The Network Analyzer module in Communalytic can automatically generate and visualize various types of networks including communication networks, two-mode semantic networks, link-sharing networks and word co-occurrence networks.

Types of networks that can be automatically generated by Communalytic

  • Reply-To Network: Account-to-Account (Reddit, Twitter, Telegram groups) 
    • This communication network shows who replied to whom. 
  • Retweet Network: Account-to-Account (Twitter only)
    • This communication network shows who retweeted whom.
  • Two-Mode Semantic Network*: Account-to-Named Entity (Reddit, Twitter, CrowdTangle, Telegram channels & groups)
    • This semantic network shows which account mentioned what ‘named entity’**. 
    • The named entity detection is based on an advanced Natural Language processing library called spaCy.  
  • Two-Mode Semantic Network: Account-to-Named Entity (Twitter only) 
    • This semantic network shows which account mentioned what ‘named entity’ and is based on Twitter’s automated annotation.
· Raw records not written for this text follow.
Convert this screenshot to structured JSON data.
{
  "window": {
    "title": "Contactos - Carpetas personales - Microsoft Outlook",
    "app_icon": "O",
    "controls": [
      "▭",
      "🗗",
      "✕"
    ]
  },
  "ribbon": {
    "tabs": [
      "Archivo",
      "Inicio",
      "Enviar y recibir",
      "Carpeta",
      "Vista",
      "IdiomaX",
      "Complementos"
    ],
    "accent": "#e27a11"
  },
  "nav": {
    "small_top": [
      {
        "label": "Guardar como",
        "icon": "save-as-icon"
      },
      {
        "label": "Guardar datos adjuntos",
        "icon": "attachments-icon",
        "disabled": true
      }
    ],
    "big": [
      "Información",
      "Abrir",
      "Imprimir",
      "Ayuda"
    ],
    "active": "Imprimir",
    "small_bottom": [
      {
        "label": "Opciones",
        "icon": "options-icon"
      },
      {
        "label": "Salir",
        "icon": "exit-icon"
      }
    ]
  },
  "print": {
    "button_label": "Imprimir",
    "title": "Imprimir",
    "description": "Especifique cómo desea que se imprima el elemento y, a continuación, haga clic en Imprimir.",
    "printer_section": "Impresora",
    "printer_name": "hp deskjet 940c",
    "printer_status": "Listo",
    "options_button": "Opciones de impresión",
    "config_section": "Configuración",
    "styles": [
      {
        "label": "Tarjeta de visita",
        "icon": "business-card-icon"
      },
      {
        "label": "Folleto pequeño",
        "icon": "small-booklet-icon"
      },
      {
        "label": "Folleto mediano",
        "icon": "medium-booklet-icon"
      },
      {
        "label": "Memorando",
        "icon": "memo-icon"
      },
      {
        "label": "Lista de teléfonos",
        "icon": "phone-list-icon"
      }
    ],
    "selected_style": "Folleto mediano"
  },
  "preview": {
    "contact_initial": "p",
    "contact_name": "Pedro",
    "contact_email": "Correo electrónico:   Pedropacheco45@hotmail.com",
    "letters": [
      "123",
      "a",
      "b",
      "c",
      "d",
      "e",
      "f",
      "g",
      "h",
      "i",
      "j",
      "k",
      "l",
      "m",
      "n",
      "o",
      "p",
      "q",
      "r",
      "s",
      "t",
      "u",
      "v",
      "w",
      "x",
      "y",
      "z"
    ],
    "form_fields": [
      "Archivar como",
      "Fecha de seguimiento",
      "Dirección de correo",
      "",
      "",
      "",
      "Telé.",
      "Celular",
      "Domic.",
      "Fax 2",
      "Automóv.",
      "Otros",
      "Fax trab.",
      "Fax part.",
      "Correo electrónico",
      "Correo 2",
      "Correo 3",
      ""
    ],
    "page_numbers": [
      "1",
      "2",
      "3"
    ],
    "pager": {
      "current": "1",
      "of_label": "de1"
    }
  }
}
This approach is faster than using spaCy, but may miss some named entities. 
  • Two-Mode Link Sharing Network: Account-to-Website (Reddit, Twitter, CrowdTangle, Telegram channels & groups) 
    • This ‘link sharing’ network shows which accounts in your dataset shared a link to the same website(s). 
  • Word co-occurrence network: Named Entity-to-Named Entity (Reddit, Twitter, CrowdTangle, Telegram channels & groups)
    • This network connects two or more ‘named entities’ mentioned in the same post(s).
    • The named entity detection is based on an advanced Natural Language processing library called spaCy

Creating a signed network in Communalytic

The Network Analyzer module in Communalytic is unique among network research tools in that it can generate and visualize so-called “signed” networks. A signed network*** is a network with edges that contains additional information such as positive or negative signs or scores (weights). To turn a network into a signed network in Communalytic, users have the option to run a couple of additional analyses (toxicity and/or sentiment) prior to creating a network representation of their dataset. The resulting toxicity scores and/or sentiment polarity scores would be added as weights to edges in the network and visualized for easier exploration and analysis. This feature can be used to identify and visually highlight interactions of interest (e.g., anti-social interactions) within the network so that they may be examined in more detail.
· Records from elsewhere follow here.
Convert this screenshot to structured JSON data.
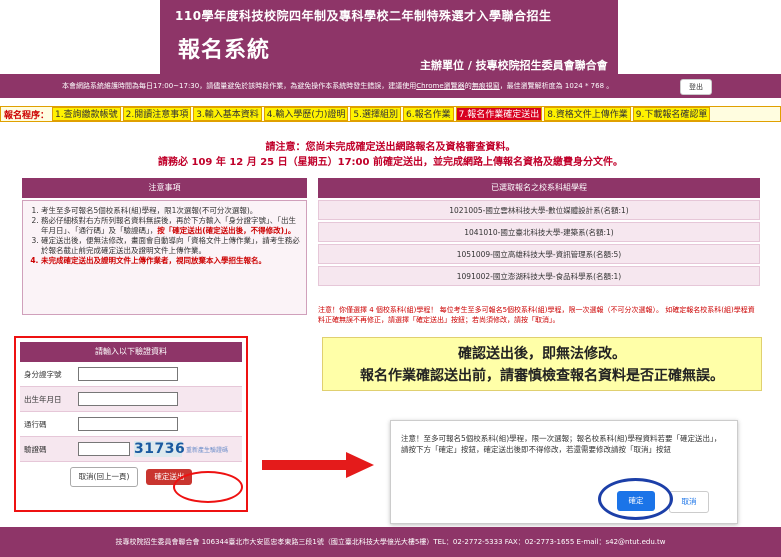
{
  "header": {
    "title": "110學年度科技校院四年制及專科學校二年制特殊選才入學聯合招生",
    "system": "報名系統",
    "org": "主辦單位 / 技專校院招生委員會聯合會"
  },
  "notice_bar": {
    "text_before": "本會網路系統維護時間為每日17:00~17:30，請儘量避免於該時段作業，為避免操作本系統時發生錯誤，建議使用",
    "link1": "Chrome瀏覽器",
    "text_mid": "的",
    "link2": "無痕視窗",
    "text_after": "，最佳瀏覽解析度為 1024 * 768 。",
    "logout": "登出"
  },
  "steps": {
    "label": "報名程序：",
    "items": [
      "1.查詢繳款帳號",
      "2.閱讀注意事項",
      "3.輸入基本資料",
      "4.輸入學歷(力)證明",
      "5.選擇組別",
      "6.報名作業",
      "7.報名作業確定送出",
      "8.資格文件上傳作業",
      "9.下載報名確認單"
    ],
    "active_index": 6
  },
  "warning": {
    "line1": "請注意：您尚未完成確定送出網路報名及資格審查資料。",
    "line2": "請務必 109 年 12 月 25 日（星期五）17:00 前確定送出，並完成網路上傳報名資格及繳費身分文件。"
  },
  "notes": {
    "header": "注意事項",
    "items": [
      "考生至多可報名5個校系科(組)學程，限1次選報(不可分次選報)。",
      "務必仔細核對右方所列報名資料無誤後，再於下方輸入「身分證字號」、「出生年月日」、「通行碼」及「驗證碼」，按「確定送出(確定送出後，不得修改)」。",
      "確定送出後，便無法修改，畫面會自動導向「資格文件上傳作業」，請考生務必於報名截止前完成確定送出及證明文件上傳作業。",
      "未完成確定送出及證明文件上傳作業者，視同放棄本入學招生報名。"
    ],
    "red_fragment_2": "按「確定送出(確定送出後，不得修改)」。",
    "item4_red": true
  },
  "selected": {
    "header": "已選取報名之校系科組學程",
    "rows": [
      "1021005-國立雲林科技大學-數位媒體設計系(名額:1)",
      "1041010-國立臺北科技大學-建築系(名額:1)",
      "1051009-國立高雄科技大學-資訊管理系(名額:5)",
      "1091002-國立澎湖科技大學-食品科學系(名額:1)"
    ],
    "note": "注意！你僅選擇 4 個校系科(組)學程！ 每位考生至多可報名5個校系科(組)學程，限一次選報（不可分次選報）。 如確定報名校系科(組)學程資料正確無誤不再修正，請選擇「確定送出」按鈕；若尚須修改，請按「取消」。"
  },
  "login": {
    "header": "請輸入以下驗證資料",
    "id_label": "身分證字號",
    "birth_label": "出生年月日",
    "pass_label": "通行碼",
    "captcha_label": "驗證碼",
    "captcha_value": "31736",
    "refresh": "重新產生驗證碼",
    "cancel_btn": "取消(回上一頁)",
    "submit_btn": "確定送出"
  },
  "big_warning": {
    "line1": "確認送出後，即無法修改。",
    "line2": "報名作業確認送出前，請審慎檢查報名資料是否正確無誤。"
  },
  "dialog": {
    "text": "注意！至多可報名5個校系科(組)學程，限一次選報；報名校系科(組)學程資料若要「確定送出」，請按下方「確定」按鈕，確定送出後即不得修改，若還需要修改請按「取消」按鈕",
    "ok": "確定",
    "cancel": "取消"
  },
  "footer": {
    "text": "技專校院招生委員會聯合會 106344臺北市大安區忠孝東路三段1號（國立臺北科技大學億光大樓5樓）TEL：02-2772-5333 FAX：02-2773-1655 E-mail：s42@ntut.edu.tw"
  }
}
In addition, if a user is working with Twitter data and completed a Bot detection analysis prior to creating a network representation of their dataset, the resulting bot probability scores would be added as weights to nodes in the network and visualized for easier exploration and analysis. This feature can be used to identify and visually highlight interactions of interest (e.g., Twitter accounts that might be bots) within the network so that they may be examined in more detail.

Additional resources 

Learn more about signed networks

Definitions

* A two-mode semantic network is a graph that connects two types of nodes, where one of the node types represents social actors (accounts) and the other node types represents semantic concepts (operationalized in Communalytic as named entities). A connection from a social actor to a semantic concept in such a network usually implies some form of endorsement, association or affiliation between the two nodes. The exact interpretation of social actors, semantic concepts and network connections will depend on the available data (including any metadata) and research questions that the researcher would like to answer.

** Named entities can be people, organizations, locations, products, etc. as detected by an advanced Natural Language Processing library called spaCy

*** A signed network is a network with edges that contains additional information such as positive or negative signs or scores (weights).